Even if Israel had genuinely ended its occupation in 2005, Gaza's people are Palestinians and their territory part of the 22 per cent of historic Palestine earmarked for a Palestinian state that depends on Israeli withdrawal from the occupied West Bank and east Jerusalem. Across their land, Palestinians have the right to defend and arm themselves, whether they want it or not.
But instead the US, Britain and other European powers finance, arm and back Israel's occupation precisely to prevent Palestinians obtaining the arms that would allow them to protect themselves against Israeli military might.
It's not rockets but unconditional US and western support that gives Israel impunity for not lifting the blockade, dismantling its illegal settlements or withdrawing from the West Bank and Gaza.
Whatever the Israeli government's motivations for winding up the past week's conflict, it seems to have backfired. For the first time since the start of the Arab uprisings, the cause of Palestine is again centre stage.
Emboldened by the wave of change and growing support across the region, Hamas has also regained credibility as a resistance force, which had faded since 2009. The deployment of longer-range rockets that have been shown to reach Tel Aviv and Jerusalem has also begun to shift what has been a massively one-sided balance of deterrence.
The truce being negotiated on Tuesday would reportedly enforce Hamas responsibility for policing the strip and break the blockade, opening the Rafah crossing with Egypt.
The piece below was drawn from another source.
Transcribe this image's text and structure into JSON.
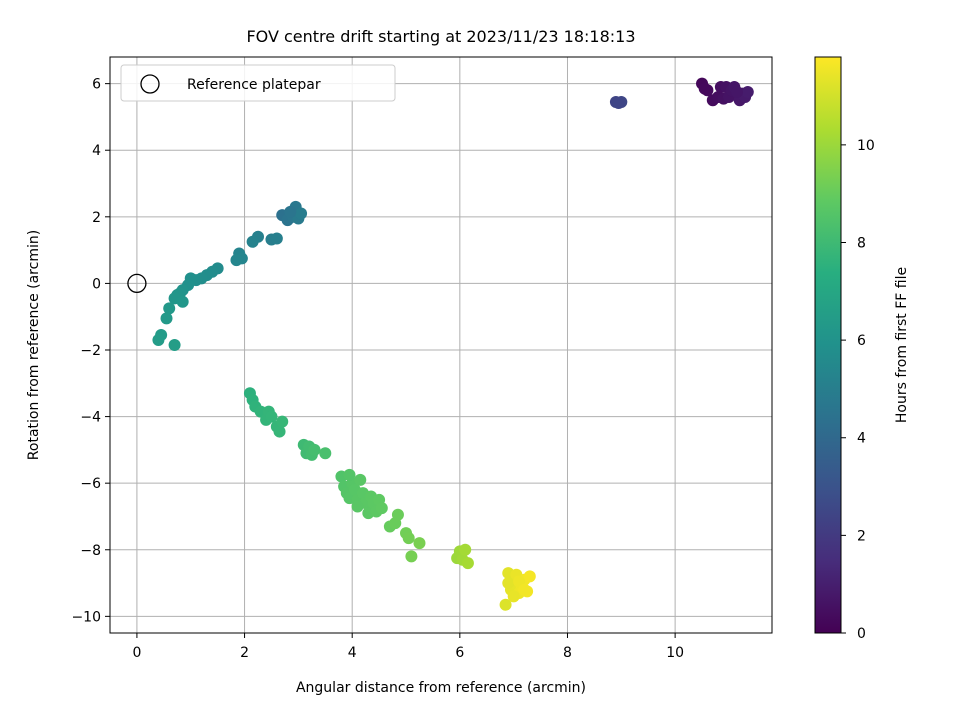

It doesn't, however, look like the long-term security deal with Hamas Israel was looking for, which would risk deepening the disastrous Palestinian split between Gaza and the West Bank.
Whatever is finally agreed won't end Israel's occupation/colonisation of Palestine or halt its war of dispossession against the Palestinian people. That demands pressure on Western powers that underwrite it to change course. But most of all, it needs a change in the balance of power on the ground.